Momentum is useful for understanding what happens when an object collides with another object. • When two objects collide in the absence of friction, momentum is not lost. • This fact is called the law of conservation of momentum. • The law of conservation of momentum states that the total momentum of the objects that interact does not change. • The quantity of momentum is the same before and after they interact. • The total momentum of any group of objects remains the same unless outside forces act on the objects. • Friction is an example of an outside force.
However--the word conservation means something different in physical science than in everyday usage. • In everyday usage, conservation means saving resources. • You might conserve water or fossil fuels, for example. • In physical science, the word conservation refers to conditions before and after some event. • A quantity that is conserved is the same after an event as it was before the event.
Two Moving Objects • Two train cars traveling in the same direction on a track shown in the figure below. • Car X is traveling at 10 m/s and car Y is traveling at 5 m/s. • Eventually, car X will catch up with car Y and bump into it. • During this collision, the speed of each car changes. • Car X slows down to 5 m/s, and car Y speeds up to 10 m/s. • Momentum is conserved—the momentum of one train car decreases while the momentum of the other increases.
One Moving Object • Suppose that car X moves down the track at 10 m/s and hits car Y, which is not moving. • The figure below shows that after the collision, car X is no longer moving, but car Y is moving. • Even though the situation has changed, momentum is still conserved. • The total momentum is the same before and after the collision. • This time, all of the momentum has been transferred from car X to car Y.

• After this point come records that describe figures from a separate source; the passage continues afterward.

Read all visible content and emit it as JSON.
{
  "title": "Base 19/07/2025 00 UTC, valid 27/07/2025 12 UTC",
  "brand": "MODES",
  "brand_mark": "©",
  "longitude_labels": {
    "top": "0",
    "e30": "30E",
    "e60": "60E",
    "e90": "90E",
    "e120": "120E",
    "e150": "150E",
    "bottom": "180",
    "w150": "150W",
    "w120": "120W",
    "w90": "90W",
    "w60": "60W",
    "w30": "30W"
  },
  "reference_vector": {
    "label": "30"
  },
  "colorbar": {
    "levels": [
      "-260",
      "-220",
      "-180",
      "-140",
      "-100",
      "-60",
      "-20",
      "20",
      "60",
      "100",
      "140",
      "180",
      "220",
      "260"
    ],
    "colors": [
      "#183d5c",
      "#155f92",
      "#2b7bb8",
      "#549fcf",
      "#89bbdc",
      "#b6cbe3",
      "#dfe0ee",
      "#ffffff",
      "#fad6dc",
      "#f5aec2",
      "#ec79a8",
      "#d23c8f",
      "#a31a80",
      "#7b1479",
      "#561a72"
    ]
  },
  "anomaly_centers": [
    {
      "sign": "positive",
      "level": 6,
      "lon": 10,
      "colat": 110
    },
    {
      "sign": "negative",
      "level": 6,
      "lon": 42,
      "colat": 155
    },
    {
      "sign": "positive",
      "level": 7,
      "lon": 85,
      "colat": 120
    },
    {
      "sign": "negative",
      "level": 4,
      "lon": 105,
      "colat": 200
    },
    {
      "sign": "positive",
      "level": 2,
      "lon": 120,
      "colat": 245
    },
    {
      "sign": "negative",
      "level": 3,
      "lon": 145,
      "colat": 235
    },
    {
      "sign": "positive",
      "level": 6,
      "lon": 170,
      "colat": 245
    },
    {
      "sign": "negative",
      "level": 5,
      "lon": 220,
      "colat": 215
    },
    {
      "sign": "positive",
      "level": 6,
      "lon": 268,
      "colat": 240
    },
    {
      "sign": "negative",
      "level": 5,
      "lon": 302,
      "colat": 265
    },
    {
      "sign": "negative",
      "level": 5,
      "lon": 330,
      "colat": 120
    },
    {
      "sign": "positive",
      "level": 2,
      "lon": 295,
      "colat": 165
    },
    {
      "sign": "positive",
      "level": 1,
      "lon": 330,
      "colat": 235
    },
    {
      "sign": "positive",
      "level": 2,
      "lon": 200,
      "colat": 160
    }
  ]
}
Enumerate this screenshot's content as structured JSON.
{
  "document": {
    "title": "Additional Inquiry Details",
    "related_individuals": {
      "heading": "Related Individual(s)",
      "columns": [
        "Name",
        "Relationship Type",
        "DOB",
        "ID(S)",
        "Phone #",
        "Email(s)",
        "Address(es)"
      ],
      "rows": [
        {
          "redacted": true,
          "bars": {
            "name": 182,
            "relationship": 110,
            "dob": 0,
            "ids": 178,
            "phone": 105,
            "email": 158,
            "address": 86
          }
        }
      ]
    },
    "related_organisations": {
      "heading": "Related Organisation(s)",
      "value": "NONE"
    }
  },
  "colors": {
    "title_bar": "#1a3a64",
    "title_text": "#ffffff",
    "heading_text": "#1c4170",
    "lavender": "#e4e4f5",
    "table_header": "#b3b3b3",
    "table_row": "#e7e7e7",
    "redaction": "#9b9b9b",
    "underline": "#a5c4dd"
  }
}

Two Connected Objects • Now suppose that, instead of bouncing off each other, the two train cars couple together when they hit. • Is momentum still conserved? --The answer is yes. • You can see in the figure below that the total momentum before the collision is again 300,000 kg · m/s.
Two Connected Objects • But after the collision, the coupled train cars make one object with a total mass of 60,000 kilograms (30,000 kilograms + 30,000 kilograms). • The velocity of the coupled trains is 5 m/s—half the velocity of car X before the collision. • Since the mass is doubled, the velocity must be divided in half in order for momentum to be conserved.